Studying, training and voluntary activity for third-country nationals

Education + Training

ISSN: 0040-0912

Article publication date: 1 February 2003

92

Citation

(2003), "Studying, training and voluntary activity for third-country nationals", Education + Training, Vol. 45 No. 1. https://doi.org/10.1108/et.2003.00445aab.014

Publisher

:

Emerald Group Publishing Limited

Copyright © 2003, MCB UP Limited


Studying, training and voluntary activity for third-country nationals

Studying, training and voluntary activity for third-country nationals

The European Commission has approved a proposal for a directive on entry and residence conditions for third-country nationals who wish to study or undertake vocational training or volunteering in the EU. This proposal will make it easier to host students from third countries under the future Erasmus World programme and to allow third-country nationals to take part in programmes such as Youth and Euromed Youth.

Viviane Reding, European commissioner responsible for education and training, said: "If we want to make Europe a centre of excellence when it comes to the knowledge-based economy, our universities need to be able to attract more third-country students at postgraduate level. This is one of the aspects of the Erasmus World programme proposed by the Commission. The proposal for a directive is a significant instrument which will help us to attain this objective, particularly as it also authorises student mobility between universities in different European Union countries."

The proposal is designed to favour migration for training purposes, migration which is temporary and a source of enrichment both for the hosting EU member state and for the third country of origin. It is part of the EU strategy designed to strengthen co-operation with third countries in the area of education, by providing the means needed to meet the challenge of internationalization in education.

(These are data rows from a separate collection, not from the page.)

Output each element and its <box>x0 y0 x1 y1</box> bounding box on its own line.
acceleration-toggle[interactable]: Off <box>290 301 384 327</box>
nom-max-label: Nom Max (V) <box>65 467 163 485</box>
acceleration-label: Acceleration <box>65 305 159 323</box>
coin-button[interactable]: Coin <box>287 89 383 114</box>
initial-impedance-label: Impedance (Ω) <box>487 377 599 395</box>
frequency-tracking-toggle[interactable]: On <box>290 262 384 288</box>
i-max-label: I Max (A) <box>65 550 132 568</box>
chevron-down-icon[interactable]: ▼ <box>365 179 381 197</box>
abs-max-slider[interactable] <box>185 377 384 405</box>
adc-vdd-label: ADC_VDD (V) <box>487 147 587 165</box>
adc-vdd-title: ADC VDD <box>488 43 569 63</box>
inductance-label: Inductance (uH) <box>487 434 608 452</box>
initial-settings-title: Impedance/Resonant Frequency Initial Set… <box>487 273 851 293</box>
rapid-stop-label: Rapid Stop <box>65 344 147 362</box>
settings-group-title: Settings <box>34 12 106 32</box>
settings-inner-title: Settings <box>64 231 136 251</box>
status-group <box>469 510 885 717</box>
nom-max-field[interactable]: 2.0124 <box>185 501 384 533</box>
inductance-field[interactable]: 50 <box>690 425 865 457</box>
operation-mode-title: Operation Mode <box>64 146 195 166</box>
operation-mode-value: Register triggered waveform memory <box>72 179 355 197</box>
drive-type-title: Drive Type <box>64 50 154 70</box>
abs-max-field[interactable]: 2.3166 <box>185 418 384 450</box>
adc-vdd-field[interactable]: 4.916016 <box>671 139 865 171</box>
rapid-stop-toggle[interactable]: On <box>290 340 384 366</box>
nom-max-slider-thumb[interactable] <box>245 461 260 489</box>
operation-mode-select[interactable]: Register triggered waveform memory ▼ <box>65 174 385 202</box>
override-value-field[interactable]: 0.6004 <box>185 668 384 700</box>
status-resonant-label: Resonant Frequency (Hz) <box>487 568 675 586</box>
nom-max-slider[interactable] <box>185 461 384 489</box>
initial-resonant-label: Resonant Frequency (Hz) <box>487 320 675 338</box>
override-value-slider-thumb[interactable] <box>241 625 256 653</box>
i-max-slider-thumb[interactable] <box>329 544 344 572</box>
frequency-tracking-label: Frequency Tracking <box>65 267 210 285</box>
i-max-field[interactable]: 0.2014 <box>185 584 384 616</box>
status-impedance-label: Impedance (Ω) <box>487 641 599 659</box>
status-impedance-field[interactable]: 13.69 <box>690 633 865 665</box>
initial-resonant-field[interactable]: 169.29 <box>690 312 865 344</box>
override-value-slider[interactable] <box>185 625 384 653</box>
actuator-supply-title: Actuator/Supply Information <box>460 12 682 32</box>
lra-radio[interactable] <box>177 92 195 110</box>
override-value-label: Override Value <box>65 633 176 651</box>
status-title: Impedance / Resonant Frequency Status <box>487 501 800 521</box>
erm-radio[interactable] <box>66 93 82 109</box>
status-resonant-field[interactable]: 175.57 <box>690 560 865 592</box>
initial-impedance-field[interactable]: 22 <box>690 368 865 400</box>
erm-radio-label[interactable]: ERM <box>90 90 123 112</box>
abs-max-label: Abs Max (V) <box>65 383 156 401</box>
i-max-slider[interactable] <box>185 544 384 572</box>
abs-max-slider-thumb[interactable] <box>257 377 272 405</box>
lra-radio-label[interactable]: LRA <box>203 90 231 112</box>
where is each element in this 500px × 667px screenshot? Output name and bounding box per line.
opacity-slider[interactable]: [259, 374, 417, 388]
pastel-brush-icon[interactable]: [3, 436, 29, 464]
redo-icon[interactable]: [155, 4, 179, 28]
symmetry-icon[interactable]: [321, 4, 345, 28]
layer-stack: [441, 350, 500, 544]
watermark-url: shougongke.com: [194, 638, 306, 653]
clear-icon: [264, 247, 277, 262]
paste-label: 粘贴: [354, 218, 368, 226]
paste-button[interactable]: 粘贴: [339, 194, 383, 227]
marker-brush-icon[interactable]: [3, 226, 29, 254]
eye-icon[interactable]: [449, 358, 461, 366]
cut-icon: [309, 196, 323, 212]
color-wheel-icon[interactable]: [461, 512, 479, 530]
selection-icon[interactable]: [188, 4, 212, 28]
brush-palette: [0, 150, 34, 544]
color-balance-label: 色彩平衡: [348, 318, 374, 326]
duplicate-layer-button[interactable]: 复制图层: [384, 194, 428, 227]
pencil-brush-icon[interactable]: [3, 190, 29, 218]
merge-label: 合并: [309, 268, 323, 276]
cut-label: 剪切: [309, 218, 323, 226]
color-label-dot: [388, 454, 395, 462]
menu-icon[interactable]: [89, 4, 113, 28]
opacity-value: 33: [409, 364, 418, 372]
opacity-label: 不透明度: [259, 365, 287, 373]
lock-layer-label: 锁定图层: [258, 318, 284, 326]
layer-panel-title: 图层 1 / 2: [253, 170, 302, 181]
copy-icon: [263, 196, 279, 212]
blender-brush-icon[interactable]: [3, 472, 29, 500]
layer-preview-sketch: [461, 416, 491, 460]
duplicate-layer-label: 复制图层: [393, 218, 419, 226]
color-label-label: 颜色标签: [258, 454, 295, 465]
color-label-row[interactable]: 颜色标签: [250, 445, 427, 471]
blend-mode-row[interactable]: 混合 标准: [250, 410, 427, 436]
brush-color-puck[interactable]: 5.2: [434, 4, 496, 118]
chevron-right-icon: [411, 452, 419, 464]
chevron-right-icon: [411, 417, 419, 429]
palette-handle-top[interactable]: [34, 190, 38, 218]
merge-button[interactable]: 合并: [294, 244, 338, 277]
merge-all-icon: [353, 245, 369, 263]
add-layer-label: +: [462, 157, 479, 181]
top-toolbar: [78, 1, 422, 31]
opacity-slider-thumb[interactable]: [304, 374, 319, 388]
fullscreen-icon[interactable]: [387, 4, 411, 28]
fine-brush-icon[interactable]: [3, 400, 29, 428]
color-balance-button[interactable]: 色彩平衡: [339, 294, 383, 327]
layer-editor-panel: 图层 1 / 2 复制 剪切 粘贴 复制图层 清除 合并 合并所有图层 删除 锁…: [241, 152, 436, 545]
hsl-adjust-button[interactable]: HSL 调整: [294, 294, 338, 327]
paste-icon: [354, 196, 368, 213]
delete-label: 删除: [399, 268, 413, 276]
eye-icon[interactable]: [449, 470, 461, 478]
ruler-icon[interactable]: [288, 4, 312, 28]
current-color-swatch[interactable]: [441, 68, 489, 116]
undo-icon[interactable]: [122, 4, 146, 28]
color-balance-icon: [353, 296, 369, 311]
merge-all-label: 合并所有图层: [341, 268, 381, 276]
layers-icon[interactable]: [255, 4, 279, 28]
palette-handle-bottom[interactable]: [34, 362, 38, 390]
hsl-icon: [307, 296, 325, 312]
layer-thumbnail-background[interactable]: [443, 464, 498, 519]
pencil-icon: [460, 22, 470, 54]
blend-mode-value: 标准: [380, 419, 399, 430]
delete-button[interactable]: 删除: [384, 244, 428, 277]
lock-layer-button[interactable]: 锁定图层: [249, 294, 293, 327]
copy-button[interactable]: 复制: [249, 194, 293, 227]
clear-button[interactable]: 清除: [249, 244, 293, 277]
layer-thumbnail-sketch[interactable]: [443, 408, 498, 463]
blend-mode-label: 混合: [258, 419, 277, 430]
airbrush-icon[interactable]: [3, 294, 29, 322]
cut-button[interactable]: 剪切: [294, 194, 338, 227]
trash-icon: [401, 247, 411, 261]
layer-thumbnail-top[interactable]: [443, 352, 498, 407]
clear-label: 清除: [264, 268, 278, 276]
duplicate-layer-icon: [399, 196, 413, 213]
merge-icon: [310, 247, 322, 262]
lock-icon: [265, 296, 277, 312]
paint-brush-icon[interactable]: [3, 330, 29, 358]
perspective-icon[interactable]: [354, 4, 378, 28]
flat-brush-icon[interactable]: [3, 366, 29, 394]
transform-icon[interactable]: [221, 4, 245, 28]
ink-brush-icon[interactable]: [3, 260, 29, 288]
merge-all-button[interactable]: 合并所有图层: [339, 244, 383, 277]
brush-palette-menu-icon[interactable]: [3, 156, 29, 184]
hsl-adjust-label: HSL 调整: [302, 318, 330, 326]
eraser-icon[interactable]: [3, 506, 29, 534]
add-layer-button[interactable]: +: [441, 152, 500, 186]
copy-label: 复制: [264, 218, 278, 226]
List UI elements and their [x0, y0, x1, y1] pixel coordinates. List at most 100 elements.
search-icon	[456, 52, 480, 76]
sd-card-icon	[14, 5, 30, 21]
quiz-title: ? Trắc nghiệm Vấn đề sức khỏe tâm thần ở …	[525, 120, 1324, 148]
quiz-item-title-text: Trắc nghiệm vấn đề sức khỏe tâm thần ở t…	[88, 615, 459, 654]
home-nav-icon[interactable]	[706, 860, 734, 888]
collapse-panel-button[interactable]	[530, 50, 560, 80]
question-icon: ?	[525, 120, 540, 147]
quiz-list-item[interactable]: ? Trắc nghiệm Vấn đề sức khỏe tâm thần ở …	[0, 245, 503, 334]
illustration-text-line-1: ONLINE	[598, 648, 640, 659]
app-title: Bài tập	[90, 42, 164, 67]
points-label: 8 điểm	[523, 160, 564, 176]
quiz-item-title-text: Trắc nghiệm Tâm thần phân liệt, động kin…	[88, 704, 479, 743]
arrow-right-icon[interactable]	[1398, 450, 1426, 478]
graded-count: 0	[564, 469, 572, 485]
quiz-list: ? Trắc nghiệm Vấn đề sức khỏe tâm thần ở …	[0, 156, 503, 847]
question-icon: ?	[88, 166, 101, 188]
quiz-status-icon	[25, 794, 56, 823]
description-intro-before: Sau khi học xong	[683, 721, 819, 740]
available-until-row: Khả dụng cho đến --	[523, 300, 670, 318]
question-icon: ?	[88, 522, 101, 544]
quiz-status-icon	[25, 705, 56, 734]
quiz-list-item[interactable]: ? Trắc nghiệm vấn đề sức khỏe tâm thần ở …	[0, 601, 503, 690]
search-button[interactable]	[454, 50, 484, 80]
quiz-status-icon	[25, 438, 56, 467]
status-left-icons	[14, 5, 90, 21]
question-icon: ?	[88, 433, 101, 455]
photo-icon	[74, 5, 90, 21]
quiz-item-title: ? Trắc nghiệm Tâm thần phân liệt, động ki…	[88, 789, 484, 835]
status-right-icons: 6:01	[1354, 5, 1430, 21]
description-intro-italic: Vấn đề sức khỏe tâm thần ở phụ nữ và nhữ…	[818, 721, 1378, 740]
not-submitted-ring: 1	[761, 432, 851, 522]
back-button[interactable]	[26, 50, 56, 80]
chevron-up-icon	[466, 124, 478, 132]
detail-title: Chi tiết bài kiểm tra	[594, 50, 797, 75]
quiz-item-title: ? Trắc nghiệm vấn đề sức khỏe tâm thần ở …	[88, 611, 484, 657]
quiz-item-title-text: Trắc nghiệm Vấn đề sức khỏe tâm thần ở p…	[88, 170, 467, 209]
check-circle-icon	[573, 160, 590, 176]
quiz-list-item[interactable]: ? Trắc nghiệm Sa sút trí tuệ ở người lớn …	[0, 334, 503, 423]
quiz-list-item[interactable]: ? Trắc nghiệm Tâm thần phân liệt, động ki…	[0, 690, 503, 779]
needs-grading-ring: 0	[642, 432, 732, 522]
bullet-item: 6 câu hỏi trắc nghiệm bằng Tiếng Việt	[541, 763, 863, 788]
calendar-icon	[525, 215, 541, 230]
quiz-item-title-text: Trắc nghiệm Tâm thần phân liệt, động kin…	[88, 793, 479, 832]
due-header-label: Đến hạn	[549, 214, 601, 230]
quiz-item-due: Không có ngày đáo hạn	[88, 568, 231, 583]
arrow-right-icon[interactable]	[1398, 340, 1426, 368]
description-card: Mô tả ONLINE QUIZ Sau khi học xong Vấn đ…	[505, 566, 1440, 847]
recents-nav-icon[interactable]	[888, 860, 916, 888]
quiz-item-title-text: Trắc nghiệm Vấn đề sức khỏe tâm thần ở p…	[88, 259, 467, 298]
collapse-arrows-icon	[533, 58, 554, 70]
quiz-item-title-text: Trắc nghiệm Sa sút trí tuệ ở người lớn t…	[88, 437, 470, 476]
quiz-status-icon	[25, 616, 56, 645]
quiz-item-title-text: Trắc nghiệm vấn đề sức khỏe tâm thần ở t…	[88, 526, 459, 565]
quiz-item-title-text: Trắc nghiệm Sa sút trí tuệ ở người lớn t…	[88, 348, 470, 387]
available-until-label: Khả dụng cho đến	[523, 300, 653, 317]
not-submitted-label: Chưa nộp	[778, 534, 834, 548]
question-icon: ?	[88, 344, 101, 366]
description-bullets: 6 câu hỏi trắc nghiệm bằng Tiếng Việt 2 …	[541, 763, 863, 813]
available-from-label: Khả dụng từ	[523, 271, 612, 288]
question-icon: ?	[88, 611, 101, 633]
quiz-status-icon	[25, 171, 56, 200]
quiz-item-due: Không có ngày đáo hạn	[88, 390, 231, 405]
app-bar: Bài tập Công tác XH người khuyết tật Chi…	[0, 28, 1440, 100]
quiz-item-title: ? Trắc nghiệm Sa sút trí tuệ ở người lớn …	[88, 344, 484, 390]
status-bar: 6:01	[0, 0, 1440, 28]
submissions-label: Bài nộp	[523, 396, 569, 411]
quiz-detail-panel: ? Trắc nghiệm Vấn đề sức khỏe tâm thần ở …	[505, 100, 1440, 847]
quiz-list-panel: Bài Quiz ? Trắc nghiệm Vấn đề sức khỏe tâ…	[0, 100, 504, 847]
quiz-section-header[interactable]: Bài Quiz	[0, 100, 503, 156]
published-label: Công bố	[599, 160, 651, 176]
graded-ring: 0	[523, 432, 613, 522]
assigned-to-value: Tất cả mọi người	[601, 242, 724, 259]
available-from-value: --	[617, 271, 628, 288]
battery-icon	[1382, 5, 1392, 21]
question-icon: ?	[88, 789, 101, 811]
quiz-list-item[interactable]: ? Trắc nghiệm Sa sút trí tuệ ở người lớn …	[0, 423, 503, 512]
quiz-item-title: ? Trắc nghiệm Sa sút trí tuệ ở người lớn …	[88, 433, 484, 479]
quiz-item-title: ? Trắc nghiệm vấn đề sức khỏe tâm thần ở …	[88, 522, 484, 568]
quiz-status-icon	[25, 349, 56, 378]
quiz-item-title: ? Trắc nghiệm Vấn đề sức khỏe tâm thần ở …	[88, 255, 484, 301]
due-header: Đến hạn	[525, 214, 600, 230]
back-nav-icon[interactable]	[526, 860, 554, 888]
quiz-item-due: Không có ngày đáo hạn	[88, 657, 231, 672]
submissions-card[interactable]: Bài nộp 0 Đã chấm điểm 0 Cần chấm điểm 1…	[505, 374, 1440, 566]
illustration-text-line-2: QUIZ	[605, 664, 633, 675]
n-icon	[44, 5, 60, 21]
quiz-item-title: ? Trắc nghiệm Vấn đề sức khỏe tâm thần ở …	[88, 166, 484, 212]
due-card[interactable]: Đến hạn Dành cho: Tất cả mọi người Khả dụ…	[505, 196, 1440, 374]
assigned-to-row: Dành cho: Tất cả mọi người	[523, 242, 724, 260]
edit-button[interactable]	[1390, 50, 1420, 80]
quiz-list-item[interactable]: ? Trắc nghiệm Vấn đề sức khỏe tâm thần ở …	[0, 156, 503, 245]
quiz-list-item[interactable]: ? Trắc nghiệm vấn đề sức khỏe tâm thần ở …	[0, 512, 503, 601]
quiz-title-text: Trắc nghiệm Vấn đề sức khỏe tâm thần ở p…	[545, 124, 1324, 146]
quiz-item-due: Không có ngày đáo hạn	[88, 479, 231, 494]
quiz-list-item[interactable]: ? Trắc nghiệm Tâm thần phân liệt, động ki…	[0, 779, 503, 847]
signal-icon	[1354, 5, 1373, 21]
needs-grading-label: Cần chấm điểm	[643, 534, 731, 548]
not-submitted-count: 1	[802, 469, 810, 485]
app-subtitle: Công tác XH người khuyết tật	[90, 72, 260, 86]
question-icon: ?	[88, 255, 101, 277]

The proposal distinguishes four categories of third-country nationals – students, pupils, unpaid trainees and volunteers. The entry of students essentially concerns higher education. The entry of unpaid trainees for vocational training purposes is aimed at the acquisition of vocational skills in a private or public company or in a vocational training establishment.

The proposal for a directive includes arrangements to encourage exchanges of pupils in secondary education between EU and third countries in order to stimulate the discovery of European culture by the young people of these countries, and also arrangements for volunteers who may experience difficulty in obtaining a residence document because they are neither workers nor students and do not fall into any specific category of migrants.